Ekonomi dan Bisnis

Pemkab Tabalong Fokus Kembangkan Koperasi Merah Putih di 22 Titik Prioritas pada 2026

✍️Admin
📅25 Jan 2026 16:53
📰Sumber: admin
Pemkab Tabalong Fokus Kembangkan Koperasi Merah Putih di 22 Titik Prioritas pada 2026

Pemerintah Kabupaten Tabalong menargetkan pengembangan Koperasi Merah Putih di 22 titik prioritas pada tahun 2026. Program ini menjadi langkah strategis untuk memperkuat ekonomi desa sekaligus meningkatkan kesejahteraan masyarakat, serta diproyeksikan mampu menjadi penggerak usaha rakyat yang merata di seluruh kecamatan.

Pengembangan Koperasi Merah Putih saat ini tengah dimatangkan oleh Pemerintah Kabupaten Tabalong dengan Dinas Pemberdayaan Masyarakat dan Desa (DPMD) sebagai leading sector. Pelaksanaannya didukung penuh oleh Dinas Koperasi, UKM, Perindustrian, dan Perdagangan sebagai mitra strategis.

Rencana tersebut disampaikan Kepala Dinas PMD Tabalong, Adityapula Nugraha, saat mengikuti rapat koordinasi teknis TMMD ke-121 di Markas Kodim 1008 Tabalong. Pada tahap awal, pengembangan koperasi akan difokuskan pada 22 titik utama yang tersebar di seluruh kecamatan dan ditargetkan rampung pada tahun 2026.

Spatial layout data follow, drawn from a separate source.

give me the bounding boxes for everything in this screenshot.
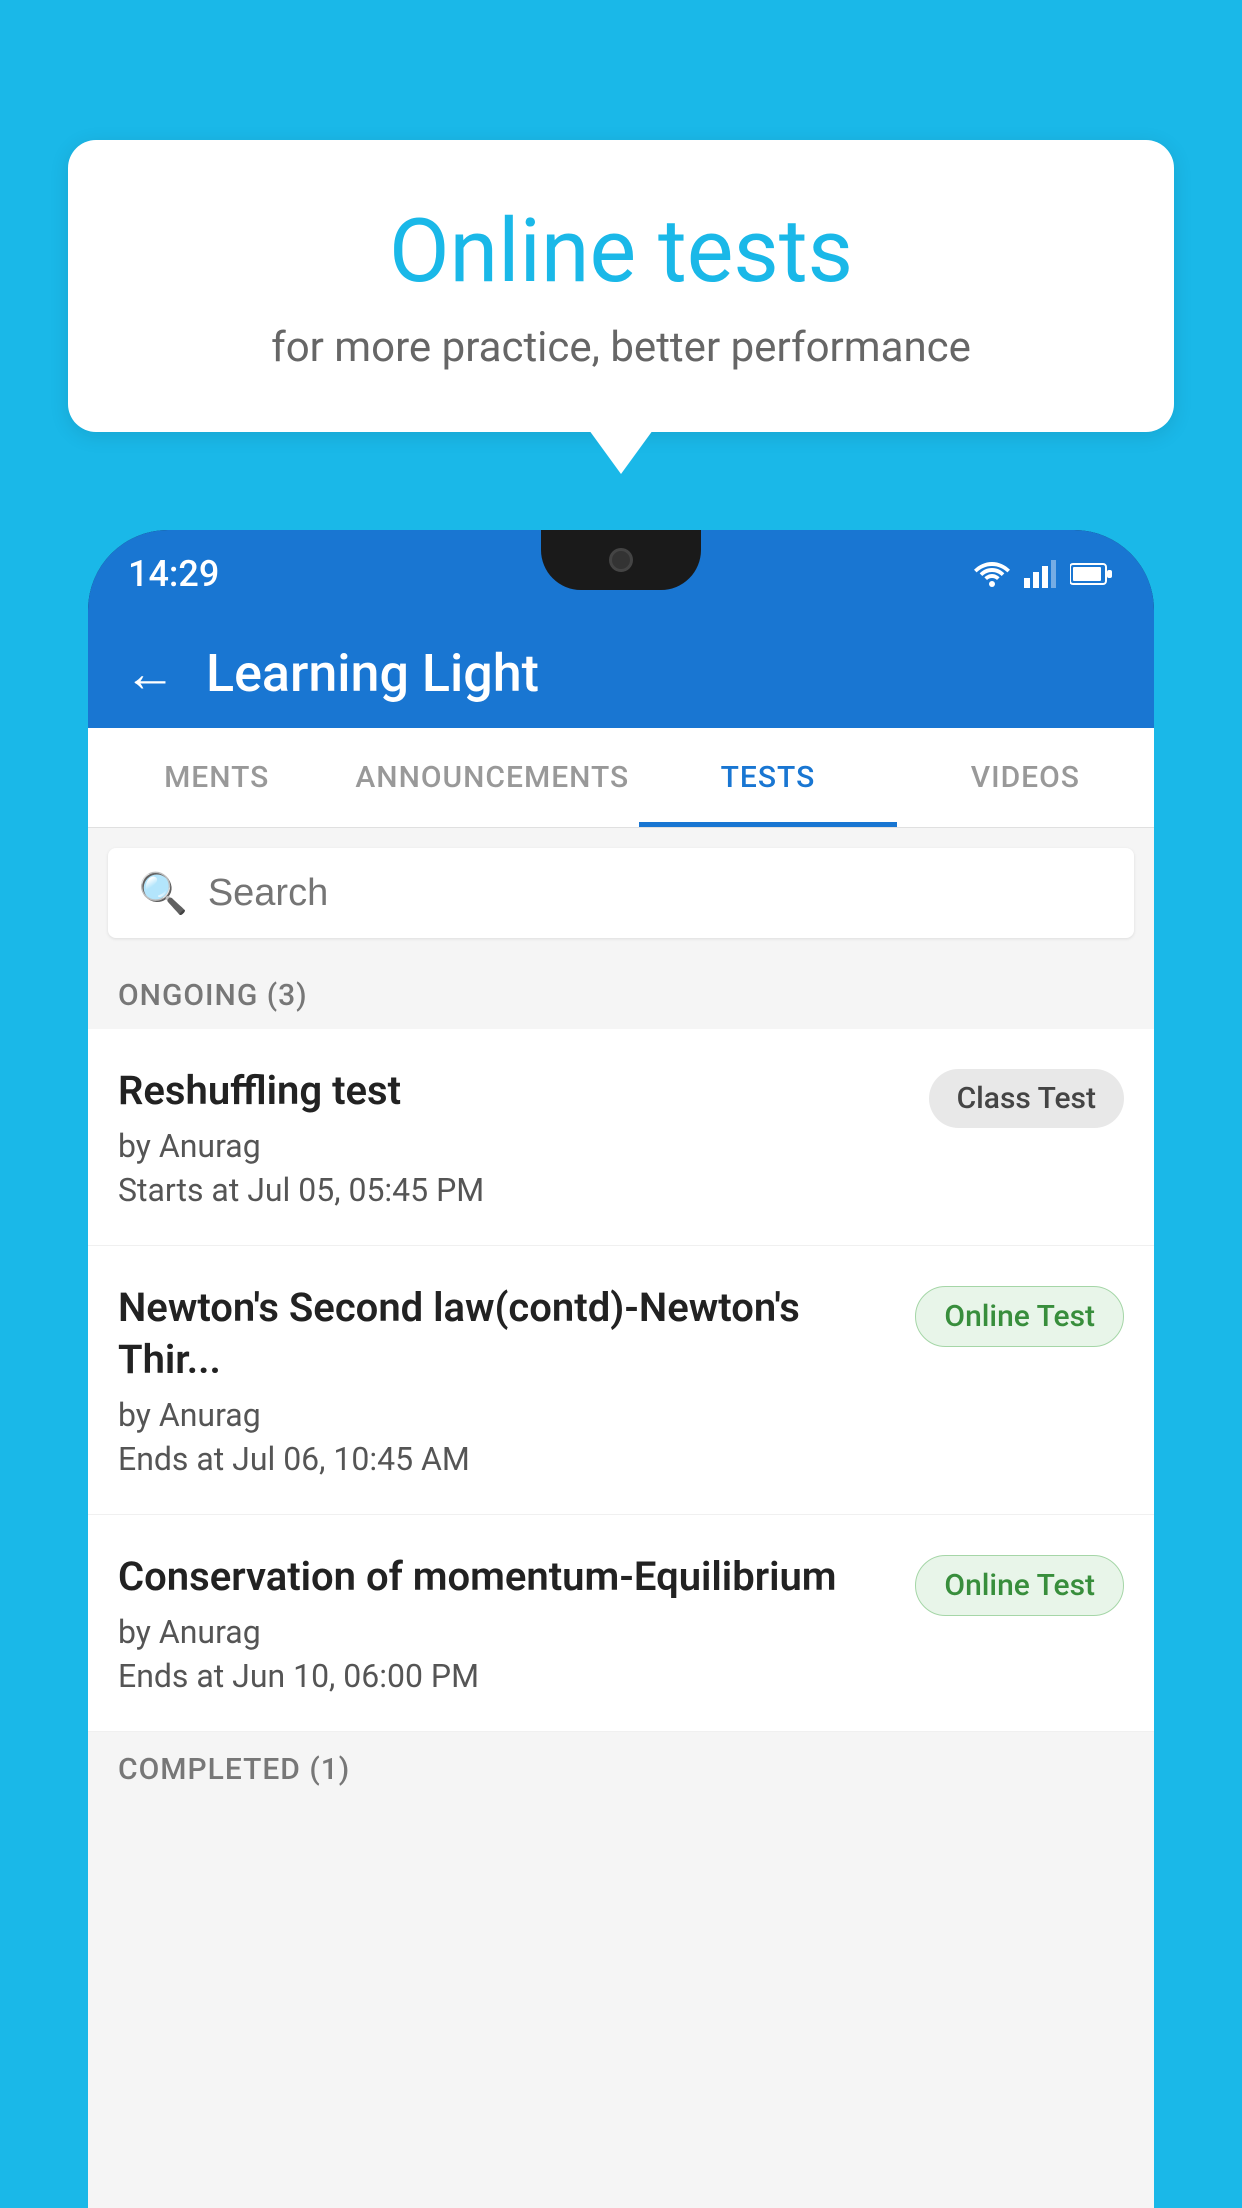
wifi-icon [974,560,1010,588]
test-list: Reshuffling test by Anurag Starts at Jul… [88,1029,1154,1732]
notch [541,530,701,590]
test-info: Newton's Second law(contd)-Newton's Thir… [118,1282,895,1478]
camera-icon [609,548,633,572]
test-badge-class: Class Test [929,1069,1124,1128]
tab-tests[interactable]: TESTS [639,728,896,827]
status-icons [974,560,1114,588]
back-button[interactable]: ← [124,643,176,704]
test-badge-online: Online Test [915,1286,1124,1347]
tab-ments[interactable]: MENTS [88,728,345,827]
test-time: Starts at Jul 05, 05:45 PM [118,1171,909,1209]
test-time: Ends at Jun 10, 06:00 PM [118,1657,895,1695]
signal-icon [1024,560,1056,588]
bubble-title: Online tests [128,200,1114,303]
bubble-subtitle: for more practice, better performance [128,323,1114,372]
phone-content: 🔍 ONGOING (3) Reshuffling test by Anurag… [88,828,1154,2208]
battery-icon [1070,562,1114,586]
test-item[interactable]: Conservation of momentum-Equilibrium by … [88,1515,1154,1732]
test-author: by Anurag [118,1127,909,1165]
ongoing-section-header: ONGOING (3) [88,958,1154,1029]
app-bar-title: Learning Light [206,643,539,704]
phone-frame: 14:29 [88,530,1154,2208]
tabs-bar: MENTS ANNOUNCEMENTS TESTS VIDEOS [88,728,1154,828]
tab-videos[interactable]: VIDEOS [897,728,1154,827]
test-info: Reshuffling test by Anurag Starts at Jul… [118,1065,909,1209]
test-name: Newton's Second law(contd)-Newton's Thir… [118,1282,895,1386]
search-icon: 🔍 [138,870,188,917]
test-info: Conservation of momentum-Equilibrium by … [118,1551,895,1695]
test-name: Conservation of momentum-Equilibrium [118,1551,895,1603]
test-item[interactable]: Reshuffling test by Anurag Starts at Jul… [88,1029,1154,1246]
completed-section-header: COMPLETED (1) [88,1732,1154,1803]
test-item[interactable]: Newton's Second law(contd)-Newton's Thir… [88,1246,1154,1515]
test-badge-online: Online Test [915,1555,1124,1616]
test-author: by Anurag [118,1613,895,1651]
search-input[interactable] [208,872,1104,915]
status-bar: 14:29 [88,530,1154,618]
test-time: Ends at Jul 06, 10:45 AM [118,1440,895,1478]
app-bar: ← Learning Light [88,618,1154,728]
speech-bubble: Online tests for more practice, better p… [68,140,1174,432]
search-bar[interactable]: 🔍 [108,848,1134,938]
tab-announcements[interactable]: ANNOUNCEMENTS [345,728,639,827]
test-author: by Anurag [118,1396,895,1434]
test-name: Reshuffling test [118,1065,909,1117]
status-time: 14:29 [128,553,219,595]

Meski ke depan program Koperasi Merah Putih akan diterapkan di seluruh 131 desa dan kelurahan di Kabupaten Tabalong, pemerintah daerah memilih untuk memulai dari titik-titik prioritas. Langkah ini dilakukan untuk memperkuat kelembagaan koperasi sekaligus menyiapkan sarana dan prasarana usaha secara bertahap dan terencana.

Adityapula Nugraha menjelaskan bahwa pengembangan Koperasi Merah Putih merupakan hasil sinergi antara DPMD dan Dinas Koperasi. Ia menyebutkan bahwa saat ini terdapat 22 titik yang menjadi target utama, sementara target menyeluruh mencakup 131 desa dan kelurahan. Salah satu kendala utama yang dihadapi adalah ketersediaan lahan untuk pembangunan koperasi yang belum sepenuhnya dapat diakomodasi, sehingga perlu dicarikan solusi seperti sistem pinjam pakai atau alternatif lainnya.

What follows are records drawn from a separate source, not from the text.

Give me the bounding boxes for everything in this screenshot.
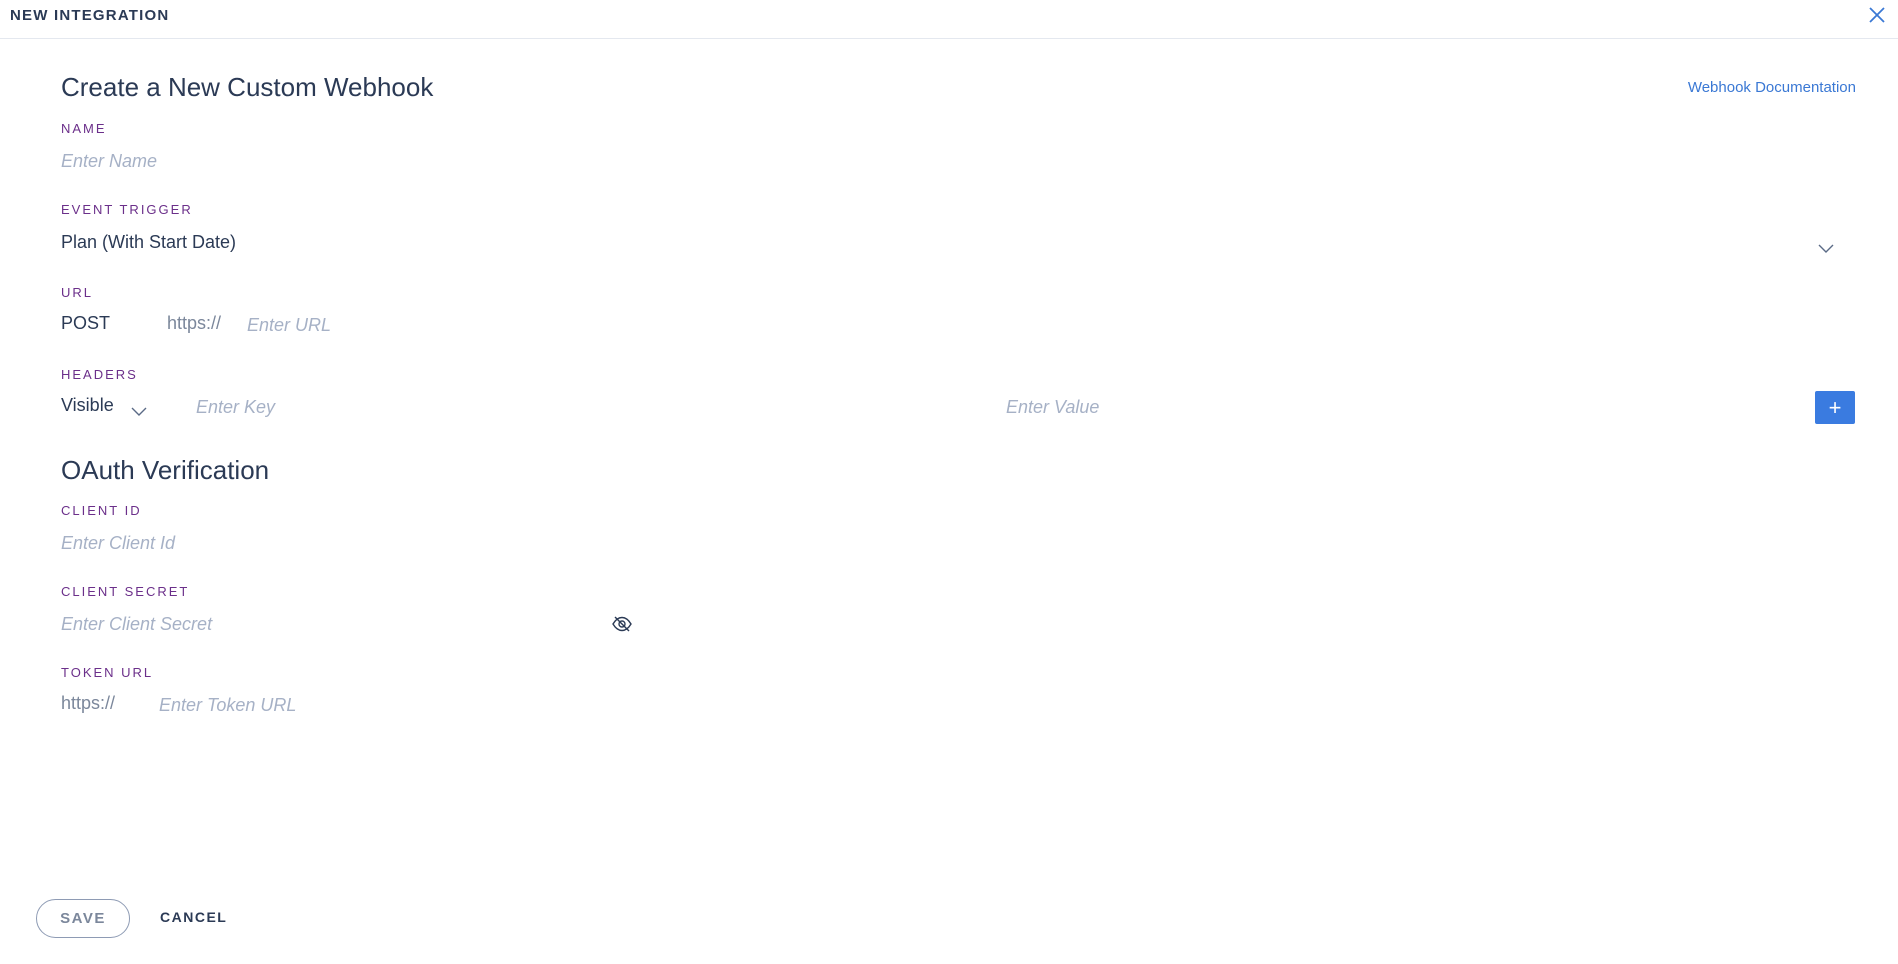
close-icon[interactable] — [1866, 4, 1888, 26]
client-id-label: CLIENT ID — [61, 503, 142, 518]
url-method[interactable]: POST — [61, 313, 110, 334]
webhook-documentation-link[interactable]: Webhook Documentation — [1688, 79, 1856, 96]
url-prefix: https:// — [167, 313, 222, 333]
eye-off-icon[interactable] — [612, 615, 632, 633]
client-secret-label: CLIENT SECRET — [61, 584, 190, 599]
event-trigger-label: EVENT TRIGGER — [61, 202, 193, 217]
client-secret-input[interactable] — [61, 611, 601, 637]
name-input[interactable] — [61, 148, 1841, 174]
chevron-down-icon — [131, 404, 147, 416]
headers-label: HEADERS — [61, 367, 138, 382]
oauth-section-title: OAuth Verification — [61, 455, 270, 485]
client-id-input[interactable] — [61, 530, 621, 556]
header-visibility-select[interactable]: Visible — [61, 395, 156, 423]
add-header-button[interactable]: + — [1815, 391, 1855, 424]
header-visibility-value: Visible — [61, 395, 114, 415]
url-label: URL — [61, 285, 94, 300]
token-url-input[interactable] — [159, 692, 759, 718]
save-button[interactable]: SAVE — [36, 899, 130, 938]
token-url-label: TOKEN URL — [61, 665, 154, 680]
chevron-down-icon — [1818, 241, 1834, 253]
header-key-input[interactable] — [196, 394, 976, 420]
webhook-section-title: Create a New Custom Webhook — [61, 72, 434, 102]
event-trigger-select[interactable]: Plan (With Start Date) — [61, 232, 1834, 260]
url-input[interactable] — [247, 312, 1837, 338]
event-trigger-value: Plan (With Start Date) — [61, 232, 237, 252]
name-label: NAME — [61, 121, 107, 136]
cancel-button[interactable]: CANCEL — [160, 909, 227, 925]
modal-header: NEW INTEGRATION — [0, 0, 1898, 39]
modal-title: NEW INTEGRATION — [10, 7, 170, 24]
token-url-prefix: https:// — [61, 693, 116, 713]
header-value-input[interactable] — [1006, 394, 1786, 420]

Ia juga mengungkapkan bahwa keterbatasan lahan menjadi tantangan utama dalam pengembangan koperasi. Namun demikian, pemerintah daerah telah menyiapkan berbagai alternatif solusi, mulai dari sistem sewa lahan hingga pemanfaatan aset yang tersedia, agar pembangunan koperasi tetap berjalan sesuai target waktu.

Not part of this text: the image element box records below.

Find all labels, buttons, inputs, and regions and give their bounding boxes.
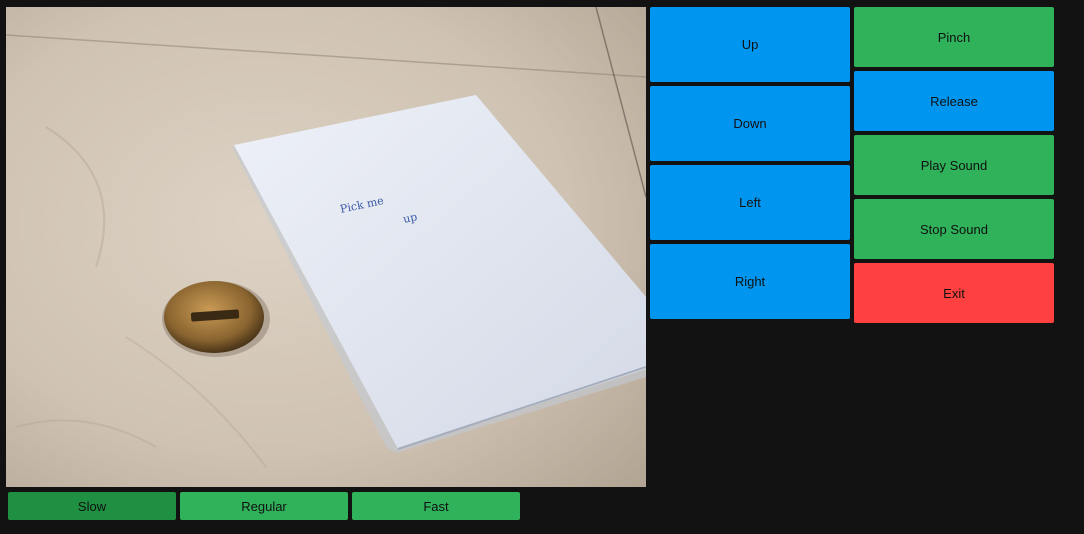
speed-slow-button[interactable]: Slow: [8, 492, 176, 520]
speed-regular-button[interactable]: Regular: [180, 492, 348, 520]
left-button[interactable]: Left: [650, 165, 850, 240]
stop-sound-button[interactable]: Stop Sound: [854, 199, 1054, 259]
up-button[interactable]: Up: [650, 7, 850, 82]
speed-fast-button[interactable]: Fast: [352, 492, 520, 520]
down-button[interactable]: Down: [650, 86, 850, 161]
release-button[interactable]: Release: [854, 71, 1054, 131]
pinch-button[interactable]: Pinch: [854, 7, 1054, 67]
camera-image: Pick me up: [6, 7, 646, 487]
play-sound-button[interactable]: Play Sound: [854, 135, 1054, 195]
right-button[interactable]: Right: [650, 244, 850, 319]
exit-button[interactable]: Exit: [854, 263, 1054, 323]
camera-feed: Pick me up: [6, 7, 646, 487]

Hingga saat ini, progres pembangunan sarana usaha Koperasi Merah Putih, seperti gerai dan gedung usaha, telah mencapai sekitar 30 hingga 40 persen. Pemerintah daerah optimistis capaian ini akan terus meningkat seiring dengan penguatan koordinasi lintas perangkat daerah.

Ke depan, Koperasi Merah Putih diharapkan mampu menghadirkan beragam unit usaha yang benar-benar dibutuhkan masyarakat desa. Mulai dari gerai sembako, penjualan produk pertanian dan ketahanan pangan desa, alat kesehatan dan apotek, hingga unit perdagangan lainnya yang dapat menopang perekonomian lokal.